Banded glute bridge with pulse
- Lie on your back with band tight around your thighs, bend knees, and keep feet flat on the floor.
- Press your weight into your heels to raise hips.
- Lift your hips until your body forms a straight line from your shoulders, hips, to knees. Squeeze your glutes at the top.
- In the top position, separate and pulse your knees out as far as possible, then bring them back in line with your hips.
- Lie on your back, bend your knees, keep your feet flat on the floor, and place hands behind your head.
- Begin crunch by pressing your lower back into the floor while rolling shoulders up and forward.
- Raise your upper body off the floor, keeping your gaze upward.
- Slowly lower your torso back down.
- Begin standing, then squat down and place your hands on the floor outside your feet.
- Keeping your hands planted, jump your feet behind you and land with straight legs.
- Lower until your chest touches the floor, elbows tight to your body.
- Briefly keep your hands on the floor and use your hips to pop feet back into a squat.
- Explode up into a jump and land on your feet as softly as possible.
- Get in a plank position (pushup position), hands flat on the floor, arms extended, and body in a straight line from head to feet.
- Engage your core and hold this pose for the recommended amount of time.
On days when you do have time to devote a full hour to exercise, David Freeman, a personal trainer and the national manager of Life Time’s Alpha Training program says to give this high-intensity Alpha Strong Grinder workout a try.
Start with a 1-mile run. This is considered a warmup, so don’t go full out. Then, perform the exercises listed below in AMRAP format for 11 minutes. Do this 5 times total, with a 1-minute rest between rounds.
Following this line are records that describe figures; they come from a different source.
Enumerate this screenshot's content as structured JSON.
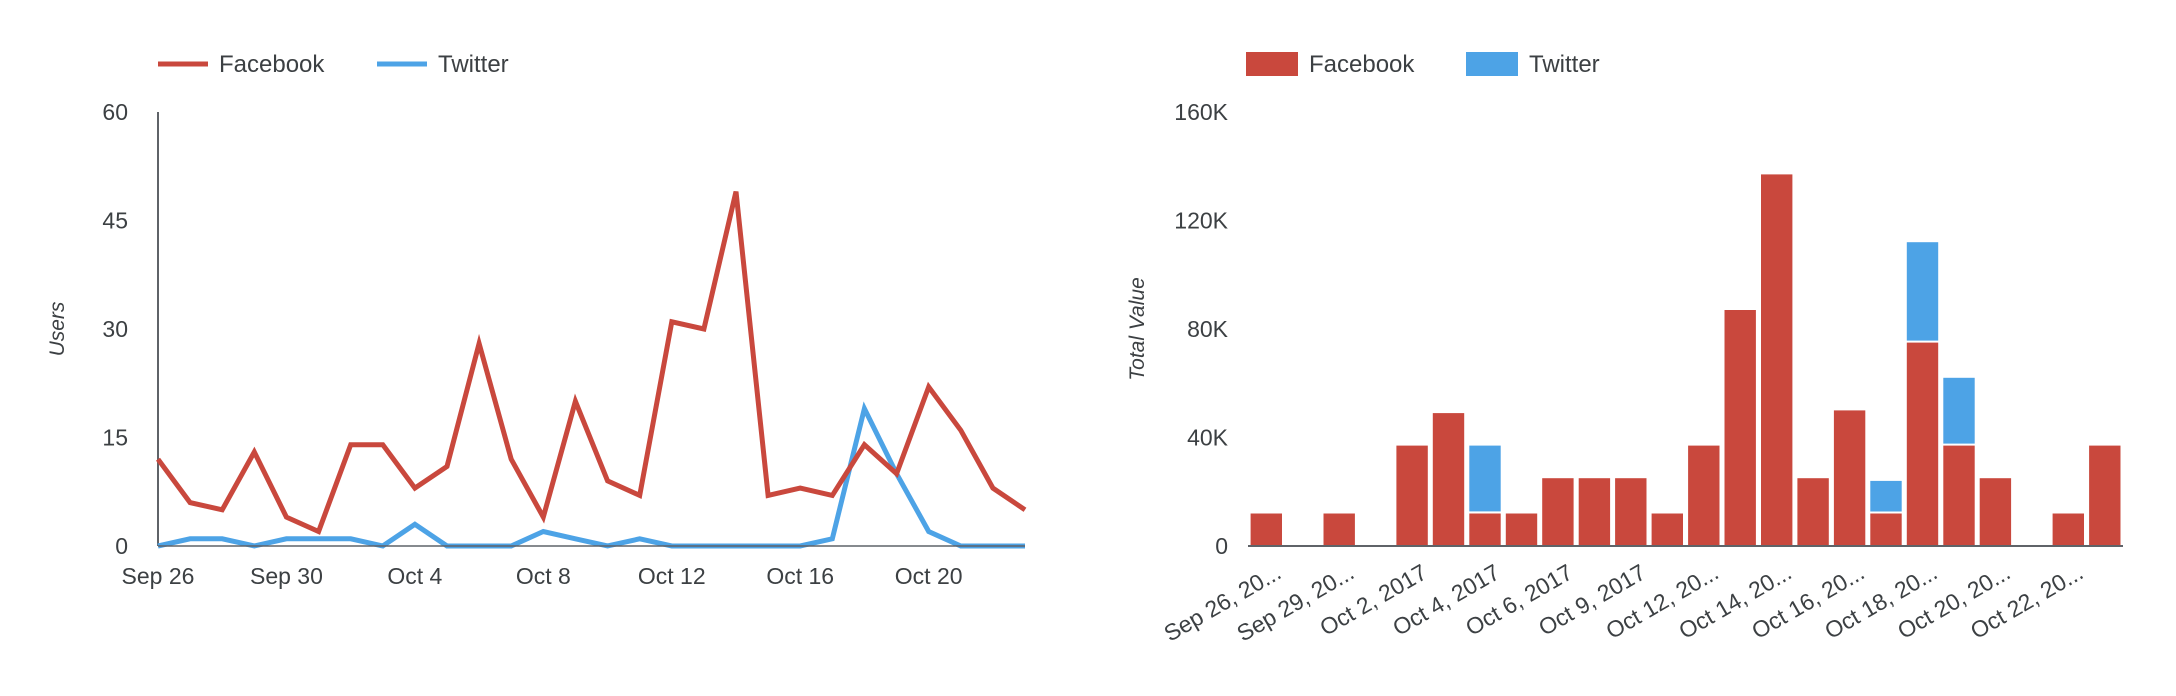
{
  "colors": {
    "facebook": "#c9483d",
    "twitter": "#4da3e6"
  },
  "chart_data": [
    {
      "type": "line",
      "xlabel": "",
      "ylabel": "Users",
      "ylim": [
        0,
        60
      ],
      "yticks": [
        "60",
        "45",
        "30",
        "15",
        "0"
      ],
      "xtick_labels": [
        "Sep 26",
        "Sep 30",
        "Oct 4",
        "Oct 8",
        "Oct 12",
        "Oct 16",
        "Oct 20"
      ],
      "x": [
        "Sep 26",
        "Sep 27",
        "Sep 28",
        "Sep 29",
        "Sep 30",
        "Oct 1",
        "Oct 2",
        "Oct 3",
        "Oct 4",
        "Oct 5",
        "Oct 6",
        "Oct 7",
        "Oct 8",
        "Oct 9",
        "Oct 10",
        "Oct 11",
        "Oct 12",
        "Oct 13",
        "Oct 14",
        "Oct 15",
        "Oct 16",
        "Oct 17",
        "Oct 18",
        "Oct 19",
        "Oct 20",
        "Oct 21",
        "Oct 22",
        "Oct 23"
      ],
      "legend": [
        "Facebook",
        "Twitter"
      ],
      "legend_position": "top-left",
      "grid": false,
      "series": [
        {
          "name": "Facebook",
          "values": [
            12,
            6,
            5,
            13,
            4,
            2,
            14,
            14,
            8,
            11,
            28,
            12,
            4,
            20,
            9,
            7,
            31,
            30,
            49,
            7,
            8,
            7,
            14,
            10,
            22,
            16,
            8,
            5
          ]
        },
        {
          "name": "Twitter",
          "values": [
            0,
            1,
            1,
            0,
            1,
            1,
            1,
            0,
            3,
            0,
            0,
            0,
            2,
            1,
            0,
            1,
            0,
            0,
            0,
            0,
            0,
            1,
            19,
            10,
            2,
            0,
            0,
            0
          ]
        }
      ]
    },
    {
      "type": "bar",
      "stacked": true,
      "xlabel": "",
      "ylabel": "Total Value",
      "ylim": [
        0,
        160000
      ],
      "yticks": [
        "160K",
        "120K",
        "80K",
        "40K",
        "0"
      ],
      "categories": [
        "Sep 26, 2017",
        "Sep 28, 2017",
        "Sep 29, 2017",
        "Oct 1, 2017",
        "Oct 2, 2017",
        "Oct 3, 2017",
        "Oct 4, 2017",
        "Oct 5, 2017",
        "Oct 6, 2017",
        "Oct 8, 2017",
        "Oct 9, 2017",
        "Oct 11, 2017",
        "Oct 12, 2017",
        "Oct 13, 2017",
        "Oct 14, 2017",
        "Oct 15, 2017",
        "Oct 16, 2017",
        "Oct 17, 2017",
        "Oct 18, 2017",
        "Oct 19, 2017",
        "Oct 20, 2017",
        "Oct 21, 2017",
        "Oct 22, 2017",
        "Oct 23, 2017"
      ],
      "tick_labels": [
        "Sep 26, 20...",
        "Sep 29, 20...",
        "Oct 2, 2017",
        "Oct 4, 2017",
        "Oct 6, 2017",
        "Oct 9, 2017",
        "Oct 12, 20...",
        "Oct 14, 20...",
        "Oct 16, 20...",
        "Oct 18, 20...",
        "Oct 20, 20...",
        "Oct 22, 20..."
      ],
      "legend": [
        "Facebook",
        "Twitter"
      ],
      "legend_position": "top-left",
      "grid": false,
      "series": [
        {
          "name": "Facebook",
          "values": [
            12000,
            0,
            12000,
            0,
            37000,
            49000,
            12000,
            12000,
            25000,
            25000,
            25000,
            12000,
            37000,
            87000,
            137000,
            25000,
            50000,
            12000,
            75000,
            37000,
            25000,
            0,
            12000,
            37000
          ]
        },
        {
          "name": "Twitter",
          "values": [
            0,
            0,
            0,
            0,
            0,
            0,
            25000,
            0,
            0,
            0,
            0,
            0,
            0,
            0,
            0,
            0,
            0,
            12000,
            37000,
            25000,
            0,
            0,
            0,
            0
          ]
        }
      ]
    }
  ]
}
Do as many rounds as possible in 11 minutes. Rest 1 minute and repeat 5 times.
- 25 burpees
- 25 goblet squats: Pick a weight that challenges you to complete the set with little to no rest.
- 25 goblet hold walking lunges
- 100 singles – jump rope
- row (1600 m)
- Stand with feet shoulder-width apart.
- Bend your knees and place your hands on the ground. Hands should be shoulder-width apart.
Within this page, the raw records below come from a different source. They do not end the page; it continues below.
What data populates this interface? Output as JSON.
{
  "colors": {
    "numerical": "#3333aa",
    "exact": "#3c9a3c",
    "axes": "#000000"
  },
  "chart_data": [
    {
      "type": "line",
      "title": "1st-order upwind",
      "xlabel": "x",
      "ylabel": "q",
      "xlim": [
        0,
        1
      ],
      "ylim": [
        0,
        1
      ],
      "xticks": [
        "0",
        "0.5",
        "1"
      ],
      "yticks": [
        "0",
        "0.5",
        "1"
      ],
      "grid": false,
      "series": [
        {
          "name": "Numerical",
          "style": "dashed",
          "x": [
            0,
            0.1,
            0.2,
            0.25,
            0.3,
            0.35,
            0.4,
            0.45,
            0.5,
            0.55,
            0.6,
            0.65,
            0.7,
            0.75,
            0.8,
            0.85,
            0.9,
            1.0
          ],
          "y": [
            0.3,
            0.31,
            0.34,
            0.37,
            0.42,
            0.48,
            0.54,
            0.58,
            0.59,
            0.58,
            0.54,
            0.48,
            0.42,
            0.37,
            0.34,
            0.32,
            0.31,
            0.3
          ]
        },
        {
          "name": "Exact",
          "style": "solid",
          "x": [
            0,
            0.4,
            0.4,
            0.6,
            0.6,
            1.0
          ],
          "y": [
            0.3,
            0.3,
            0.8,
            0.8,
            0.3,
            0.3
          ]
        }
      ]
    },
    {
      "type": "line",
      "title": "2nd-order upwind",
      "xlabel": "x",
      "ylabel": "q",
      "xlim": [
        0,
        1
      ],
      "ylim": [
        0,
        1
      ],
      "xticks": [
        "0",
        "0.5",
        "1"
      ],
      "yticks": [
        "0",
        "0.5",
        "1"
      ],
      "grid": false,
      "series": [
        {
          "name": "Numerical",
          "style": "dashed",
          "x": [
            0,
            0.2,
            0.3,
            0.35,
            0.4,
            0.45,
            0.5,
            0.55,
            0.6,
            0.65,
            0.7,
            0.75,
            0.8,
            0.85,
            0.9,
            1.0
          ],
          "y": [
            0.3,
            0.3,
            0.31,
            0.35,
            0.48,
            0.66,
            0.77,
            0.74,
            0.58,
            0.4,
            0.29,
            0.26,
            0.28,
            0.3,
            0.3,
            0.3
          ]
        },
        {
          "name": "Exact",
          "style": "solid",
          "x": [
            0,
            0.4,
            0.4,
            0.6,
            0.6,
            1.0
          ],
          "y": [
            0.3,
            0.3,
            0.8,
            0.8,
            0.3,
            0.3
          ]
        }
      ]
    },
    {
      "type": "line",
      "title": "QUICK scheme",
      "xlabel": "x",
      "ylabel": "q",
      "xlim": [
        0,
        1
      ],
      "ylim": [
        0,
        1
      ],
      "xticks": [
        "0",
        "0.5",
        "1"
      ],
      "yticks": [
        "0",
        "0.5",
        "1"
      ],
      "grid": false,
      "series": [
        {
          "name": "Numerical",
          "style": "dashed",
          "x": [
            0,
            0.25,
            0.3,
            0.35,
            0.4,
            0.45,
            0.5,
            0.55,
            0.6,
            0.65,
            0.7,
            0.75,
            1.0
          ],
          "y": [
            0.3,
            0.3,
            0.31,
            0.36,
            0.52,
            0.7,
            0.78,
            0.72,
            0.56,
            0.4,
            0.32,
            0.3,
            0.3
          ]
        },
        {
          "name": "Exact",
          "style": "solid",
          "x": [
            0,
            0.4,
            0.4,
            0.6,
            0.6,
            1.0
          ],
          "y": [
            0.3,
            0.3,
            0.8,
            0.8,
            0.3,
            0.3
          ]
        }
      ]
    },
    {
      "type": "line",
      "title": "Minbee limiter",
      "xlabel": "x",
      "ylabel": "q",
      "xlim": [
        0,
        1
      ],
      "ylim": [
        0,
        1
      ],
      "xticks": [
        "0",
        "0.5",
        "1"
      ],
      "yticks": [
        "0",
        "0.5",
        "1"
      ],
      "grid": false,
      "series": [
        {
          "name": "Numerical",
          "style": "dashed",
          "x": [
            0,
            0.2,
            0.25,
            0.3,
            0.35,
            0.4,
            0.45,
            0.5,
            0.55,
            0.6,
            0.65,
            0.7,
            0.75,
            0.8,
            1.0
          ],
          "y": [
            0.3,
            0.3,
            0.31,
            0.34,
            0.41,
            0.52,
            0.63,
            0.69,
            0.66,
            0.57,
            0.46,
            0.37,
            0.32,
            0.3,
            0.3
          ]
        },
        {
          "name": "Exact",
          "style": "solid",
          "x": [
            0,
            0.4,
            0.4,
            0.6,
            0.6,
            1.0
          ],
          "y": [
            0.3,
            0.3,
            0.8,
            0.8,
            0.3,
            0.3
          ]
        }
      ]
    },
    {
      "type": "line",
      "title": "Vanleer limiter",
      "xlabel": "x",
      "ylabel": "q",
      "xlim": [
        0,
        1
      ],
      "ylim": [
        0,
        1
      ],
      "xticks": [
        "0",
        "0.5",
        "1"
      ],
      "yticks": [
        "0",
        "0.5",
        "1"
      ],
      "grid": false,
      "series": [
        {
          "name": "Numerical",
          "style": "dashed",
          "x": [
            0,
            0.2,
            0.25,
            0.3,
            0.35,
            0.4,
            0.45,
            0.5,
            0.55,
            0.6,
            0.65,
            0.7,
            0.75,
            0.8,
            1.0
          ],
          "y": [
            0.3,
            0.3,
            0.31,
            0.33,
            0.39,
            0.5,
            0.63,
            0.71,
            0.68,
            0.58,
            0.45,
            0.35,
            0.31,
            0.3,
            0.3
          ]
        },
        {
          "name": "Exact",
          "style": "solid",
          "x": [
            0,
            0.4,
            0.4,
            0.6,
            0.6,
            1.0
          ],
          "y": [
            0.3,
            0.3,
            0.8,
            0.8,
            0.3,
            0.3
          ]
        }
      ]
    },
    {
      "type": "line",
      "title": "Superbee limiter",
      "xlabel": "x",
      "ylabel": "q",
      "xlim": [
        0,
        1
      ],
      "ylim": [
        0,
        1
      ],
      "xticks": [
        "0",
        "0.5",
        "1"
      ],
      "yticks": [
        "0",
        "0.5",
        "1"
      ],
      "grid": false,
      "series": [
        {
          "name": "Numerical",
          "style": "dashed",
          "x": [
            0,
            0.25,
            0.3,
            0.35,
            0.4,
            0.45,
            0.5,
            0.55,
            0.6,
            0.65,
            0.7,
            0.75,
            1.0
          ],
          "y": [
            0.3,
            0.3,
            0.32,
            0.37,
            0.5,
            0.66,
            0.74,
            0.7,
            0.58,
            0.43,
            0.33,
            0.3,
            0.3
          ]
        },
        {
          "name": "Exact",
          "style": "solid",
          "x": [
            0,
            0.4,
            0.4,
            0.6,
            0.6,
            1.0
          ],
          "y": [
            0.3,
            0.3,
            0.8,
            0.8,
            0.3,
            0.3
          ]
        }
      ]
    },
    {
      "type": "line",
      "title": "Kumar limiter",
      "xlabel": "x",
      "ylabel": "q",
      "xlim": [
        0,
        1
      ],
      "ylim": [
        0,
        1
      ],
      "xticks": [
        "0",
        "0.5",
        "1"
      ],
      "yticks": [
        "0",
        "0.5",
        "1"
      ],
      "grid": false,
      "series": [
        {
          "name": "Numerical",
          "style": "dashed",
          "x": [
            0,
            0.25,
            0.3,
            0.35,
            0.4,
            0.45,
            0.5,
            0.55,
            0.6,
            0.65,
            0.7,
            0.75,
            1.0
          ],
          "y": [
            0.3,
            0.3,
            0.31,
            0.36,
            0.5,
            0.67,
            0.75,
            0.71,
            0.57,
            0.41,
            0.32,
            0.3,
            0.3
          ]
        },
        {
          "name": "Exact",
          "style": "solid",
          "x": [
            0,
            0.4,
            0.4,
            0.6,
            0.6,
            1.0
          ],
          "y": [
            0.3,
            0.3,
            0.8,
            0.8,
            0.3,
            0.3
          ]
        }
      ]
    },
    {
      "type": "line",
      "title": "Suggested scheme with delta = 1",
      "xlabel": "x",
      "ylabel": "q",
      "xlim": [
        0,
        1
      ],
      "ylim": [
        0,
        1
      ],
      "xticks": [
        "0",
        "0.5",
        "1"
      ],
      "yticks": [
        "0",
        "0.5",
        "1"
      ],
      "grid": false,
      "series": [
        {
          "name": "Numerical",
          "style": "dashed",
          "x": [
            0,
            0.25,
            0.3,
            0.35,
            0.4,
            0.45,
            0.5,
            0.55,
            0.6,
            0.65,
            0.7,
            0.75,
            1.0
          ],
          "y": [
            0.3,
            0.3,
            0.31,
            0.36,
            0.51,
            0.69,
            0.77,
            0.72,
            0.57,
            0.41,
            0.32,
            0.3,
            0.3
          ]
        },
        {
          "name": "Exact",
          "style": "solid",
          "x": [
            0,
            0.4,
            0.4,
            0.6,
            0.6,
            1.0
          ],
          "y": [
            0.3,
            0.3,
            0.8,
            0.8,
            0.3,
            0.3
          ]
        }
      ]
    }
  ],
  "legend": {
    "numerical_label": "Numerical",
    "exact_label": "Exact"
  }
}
- Kick your legs back until you’re in a plank position. Then, jump your feet back to the original position and jump upward while raising your hands towards the sky.
- Stand in a squat position.
- Hold a kettlebell or dumbbell right under your chin. Keep your arms close to your chest, elbows pointing down.
- Lower your body to a squat. Pause at the bottom and press back to the top.
Goblet hold walking lunges
- Hold a kettlebell or dumbbell close to your body and under your chin. Make sure the weight is light enough so you don’t bend at the waist.
- Begin standing with feet together. Take a step out with your right foot to do a walking lunge. Both knees should be bent at 90 degrees or what’s comfortable for you.
- Rise to standing, bringing your left foot forward to meet your right foot — your weight should shift onto your right foot as you do this. Step forward with your left foot to go into the next lunge.
- Continue across the floor with walking lunges, alternating right and left sides.
Short on space? Do these lunges in place by returning your right leg to the starting position and step with your left foot.
Singles – jump rope
- Stand, holding a jump rope.
- Begin the exercise by moving the rope overhead while jumping.
- One rep is considered a single jump rope.
Get on a rowing machine and row 1600 meters at a pace that’s comfortable for you.